During the early part of his diplomatic career, Lucenario served at various Philippine consulates and embassies namely the Philippine Consulate General in Hamburg, Germany (1986-1990); the Philippine Embassy in Berlin, Germany (1990-1992); the Philippine Embassy in Canberra, Australia (1996-2000); and the Philippine Consulate In Hong Kong SAR (2000-2004). From 2005 to 2009, he worked at the Department of Foreign Affairs as Assistant Secretary for Consular Affairs.

He was appointed Philippine Ambassador to Kenya by former President Gloria Macapagal-Arroyo in 2009 and served at the Philippine Embassy in Nairobi until 2012. During this time, he was concurrently the Philippine Permanent Representative to the United Nations Environment Program (UNEP) and the United Nations Human Settlement Program (UN Habitat).

He was nominated by former President Benigno Aquino III as his Ambassador to Pakistan, Afghanistan, Kyrgyzstan, and Tajikistan in November 2012 and was confirmed by the Commission on Appointments on December 19, 2012. Lucenario presented his credentials as Ambassador of the Philippines to Pakistan to President Asif Ali Zardari on April 24, 2013. He also presented his credentials as non-resident Ambassador to Afghanistan to President Ashraf Ghani on April 23, 2015; as non-resident Ambassador to Kyrgyzstan to President Almazbek Atambayev on July 1, 2013; and as non-resident Ambassador to Tajikistan to President Emomali Rahmon on April 10, 2013.

==Honors and awards==
In 2008, Lucenario was conferred with the Gawad Mabini with the rank of Grand Officer and the Order of Lakandula with the rank of Grand Officer.

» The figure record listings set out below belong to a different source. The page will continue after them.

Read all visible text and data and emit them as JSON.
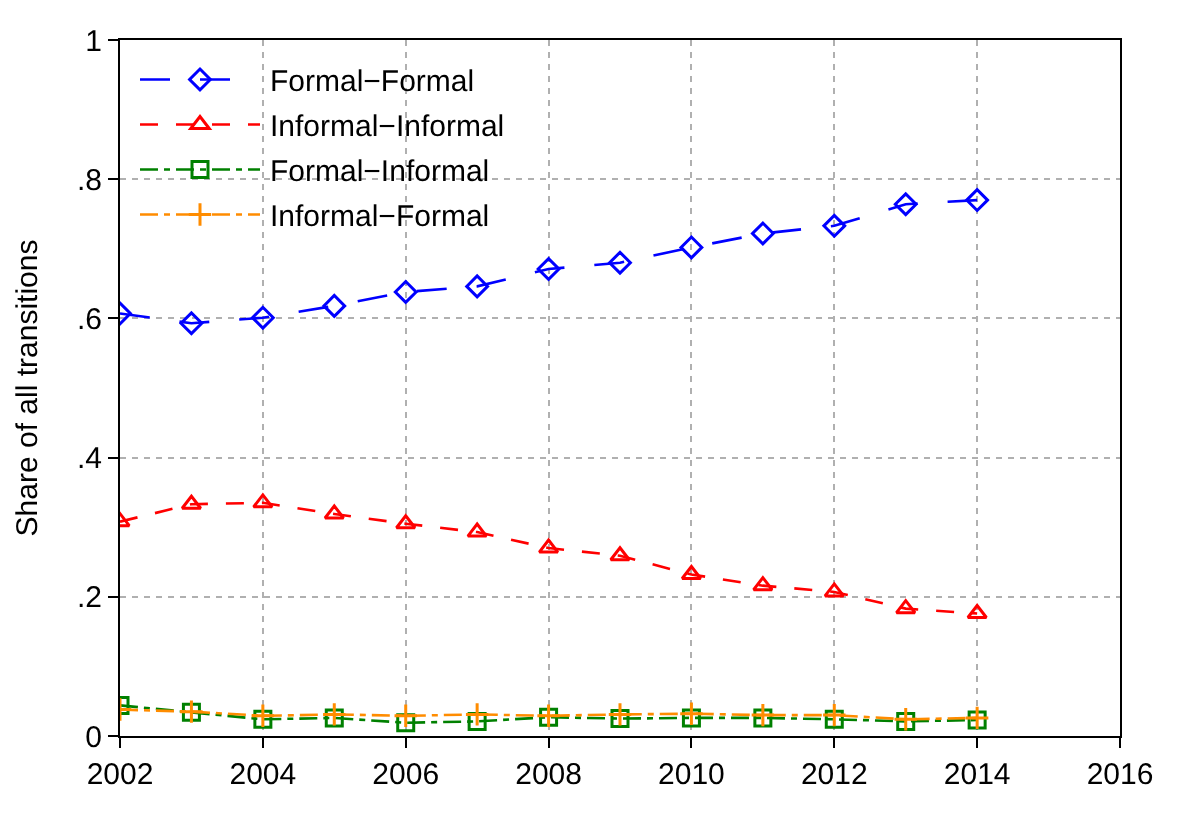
{
  "chart_data": {
    "type": "line",
    "ylabel": "Share of all transitions",
    "x": [
      2002,
      2003,
      2004,
      2005,
      2006,
      2007,
      2008,
      2009,
      2010,
      2011,
      2012,
      2013,
      2014
    ],
    "series": [
      {
        "name": "Formal−Formal",
        "color": "#0000ff",
        "marker": "diamond",
        "line_style": "longdash",
        "values": [
          0.607,
          0.593,
          0.601,
          0.618,
          0.638,
          0.646,
          0.671,
          0.68,
          0.702,
          0.722,
          0.733,
          0.764,
          0.77
        ]
      },
      {
        "name": "Informal−Informal",
        "color": "#ff0000",
        "marker": "triangle",
        "line_style": "dashed",
        "values": [
          0.308,
          0.333,
          0.335,
          0.319,
          0.305,
          0.293,
          0.27,
          0.259,
          0.232,
          0.216,
          0.207,
          0.183,
          0.176
        ]
      },
      {
        "name": "Formal−Informal",
        "color": "#008000",
        "marker": "square",
        "line_style": "dashdot",
        "values": [
          0.044,
          0.034,
          0.024,
          0.026,
          0.019,
          0.021,
          0.027,
          0.025,
          0.026,
          0.026,
          0.024,
          0.021,
          0.023
        ]
      },
      {
        "name": "Informal−Formal",
        "color": "#ff8c00",
        "marker": "cross",
        "line_style": "dashdot",
        "values": [
          0.038,
          0.035,
          0.029,
          0.031,
          0.029,
          0.031,
          0.029,
          0.031,
          0.032,
          0.03,
          0.03,
          0.024,
          0.026
        ]
      }
    ],
    "xlim": [
      2002,
      2016
    ],
    "xticks": [
      2002,
      2004,
      2006,
      2008,
      2010,
      2012,
      2014,
      2016
    ],
    "ylim": [
      0,
      1
    ],
    "yticks": [
      {
        "value": 0,
        "label": "0"
      },
      {
        "value": 0.2,
        "label": ".2"
      },
      {
        "value": 0.4,
        "label": ".4"
      },
      {
        "value": 0.6,
        "label": ".6"
      },
      {
        "value": 0.8,
        "label": ".8"
      },
      {
        "value": 1,
        "label": "1"
      }
    ],
    "grid": true,
    "legend": "top left"
  }
}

He also received the Order of Sikatuna with the rank of Datu in 2009.

He was also conferred the Isabel La Catolica Award by the Spanish Government for his role in fostering closer relations between the Philippines and Spain.

He was also recognized as an outstanding alumnus by the San Beda College of Law Alumni Association.

==Death==
Lucenario, together with the Ambassador of Norway Leif Larsen and six other people, died on May 8, 2015, when the helicopter he was boarding crashed in Naltar Valley in Gilgit-Baltistan, Pakistan. At the time he was also serving as the Philippines' non resident ambassador to Afghanistan, Kyrgyzstan, and Tajikistan.

His wife, lawyer Nida Arada Lucenario, and their three children. The Department of Foreign Affairs described his passing as a great loss to the nation and extended its deepest condolences to his family.

==Personal life==
He was married to Nida Arada Lucenario, who is a lawyer, whom he had two daughters and a son.